Subrogation - Procedure where insurance company recovers from a third party when the action resulting in medical expense (e.g. auto accident) was the fault of another person. The recovery of the cost of services and benefits provided to the insured of one health plan when other parties are liable.

Summary Plan Description (SPD) - In self-funded plans, a written explanation of the eligibility for and benefits available to employees required by ERISA.

Supplemental Insurance - Any private health insurance plan held by a Medicare beneficiary or commercial beneficiary, including Medigap policies and post-retirement health benefits. Supplemental usually pays the deductible or co-pay and sometimes will pay the entire bill when the primary carrier's benefits are exhausted. See Secondary Payer.

Supplemental Medical Insurance (SMI) - Part B of the Medicare program. Part B normally covers the outpatient services, as opposed to Part A that covers inpatient. This voluntary program requires payment of a monthly premium, which covers 25 percent of pro-ram costs. Beneficiaries are responsible for a deductible and coinsurance payments for most covered services. See also Part B.

Supplemental Payer - Any private health insurance plan held by a Medicare beneficiary or commercial beneficiary, including Medigap policies and post-retirement health benefits. Supplemental usually pays the deductible or co-pay and sometimes will pay the entire bill when the primary carrier's benefits are exhausted. See Secondary Payer.

Supplemental Security Income (SSI) - A federal cash assistance program for low-income aged, blind and disabled individuals established by Title XVI of the Social Security Act. States may use SSI income limits to establish Medicaid eligibility.

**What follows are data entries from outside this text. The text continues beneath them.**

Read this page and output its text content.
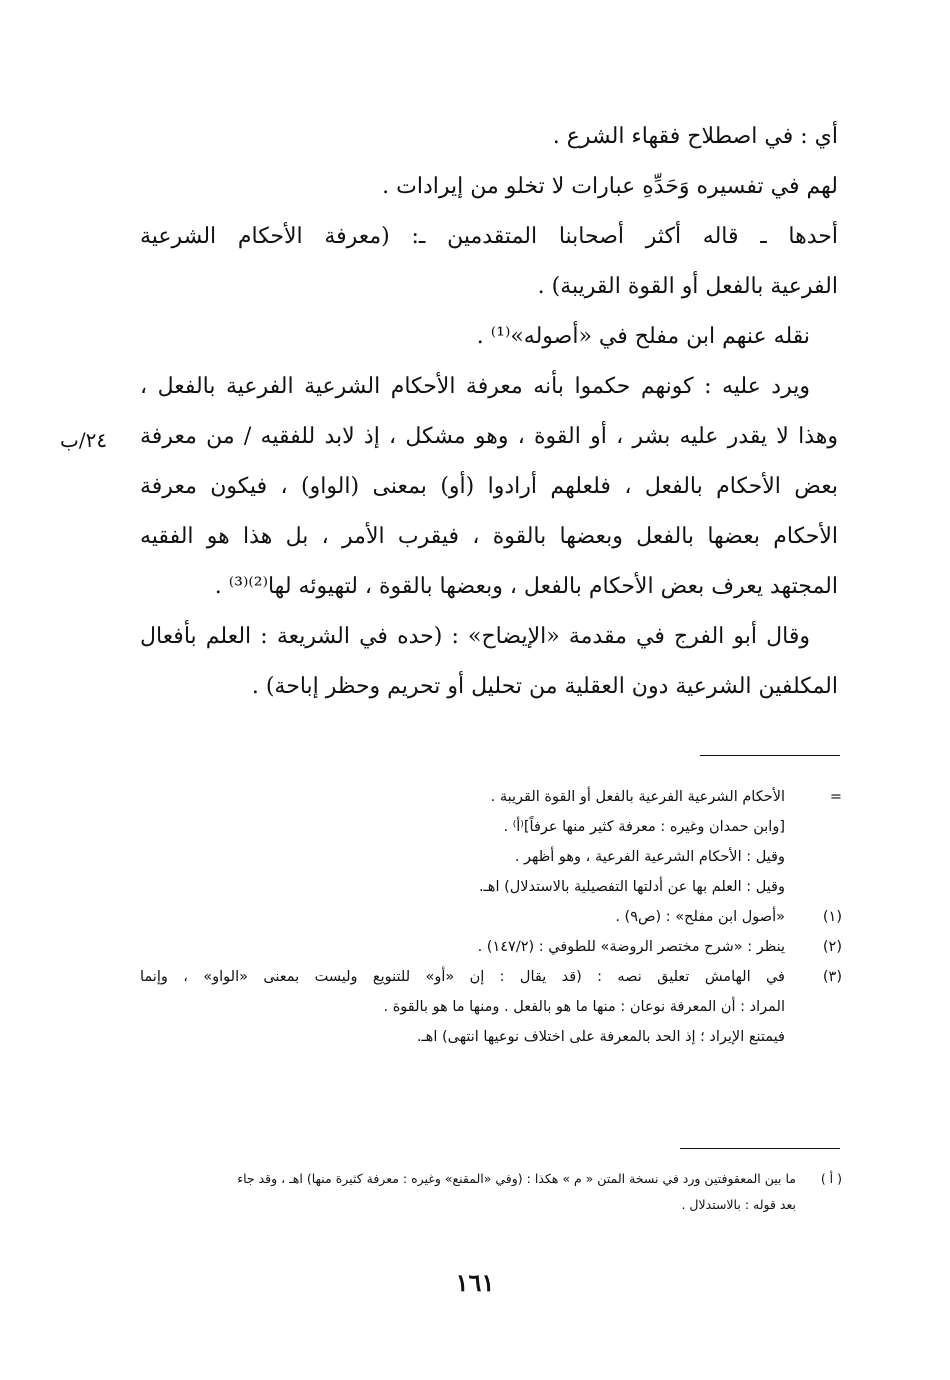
أي : في اصطلاح فقهاء الشرع .
لهم في تفسيره وَحَدِّهِ عبارات لا تخلو من إيرادات .
أحدها ـ قاله أكثر أصحابنا المتقدمين ـ: (معرفة الأحكام الشرعية
الفرعية بالفعل أو القوة القريبة) .
نقله عنهم ابن مفلح في «أصوله»⁽¹⁾ .
ويرد عليه : كونهم حكموا بأنه معرفة الأحكام الشرعية الفرعية بالفعل ،
وهذا لا يقدر عليه بشر ، أو القوة ، وهو مشكل ، إذ لابد للفقيه / من معرفة
بعض الأحكام بالفعل ، فلعلهم أرادوا (أو) بمعنى (الواو) ، فيكون معرفة
الأحكام بعضها بالفعل وبعضها بالقوة ، فيقرب الأمر ، بل هذا هو الفقيه
المجتهد يعرف بعض الأحكام بالفعل ، وبعضها بالقوة ، لتهيوئه لها⁽²⁾⁽³⁾ .
وقال أبو الفرج في مقدمة «الإيضاح» : (حده في الشريعة : العلم بأفعال
المكلفين الشرعية دون العقلية من تحليل أو تحريم وحظر إباحة) .
٢٤/ب
=
الأحكام الشرعية الفرعية بالفعل أو القوة القريبة .
[وابن حمدان وغيره : معرفة كثير منها عرفاً]⁽أ⁾ .
وقيل : الأحكام الشرعية الفرعية ، وهو أظهر .
وقيل : العلم بها عن أدلتها التفصيلية بالاستدلال) اهـ.
(١)
«أصول ابن مفلح» : (ص٩) .
(٢)
ينظر : «شرح مختصر الروضة» للطوفي : (١٤٧/٢) .
(٣)
في الهامش تعليق نصه : (قد يقال : إن «أو» للتنويع وليست بمعنى «الواو» ، وإنما
المراد : أن المعرفة نوعان : منها ما هو بالفعل . ومنها ما هو بالقوة .
فيمتنع الإيراد ؛ إذ الحد بالمعرفة على اختلاف نوعيها انتهى) اهـ.
( أ )
ما بين المعقوفتين ورد في نسخة المتن « م » هكذا : (وفي «المقنع» وغيره : معرفة كثيرة منها) اهـ ، وقد جاء
بعد قوله : بالاستدلال .
١٦١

Supplemental Services - Optional services a health plan covers or provides.

Supplier - Generally, any company, person, or agency that provides supplies (such as medicines, linens or prostheses) to medical providers or that provides medical items or services, like wheelchair or walkers, directly to patients.

Surplus - The amount that remains when an insurer subtracts its liabilities and capital from its assets.

Surplus Lines Tax - A tax imposed by state law when coverage is placed with an insurer not licensed or admitted to transact business in the state where the risk is located. Unlike premium tax for admitted insurers, the surplus lines tax is not included in the premium and must be collected from the policyholder and remitted to the state.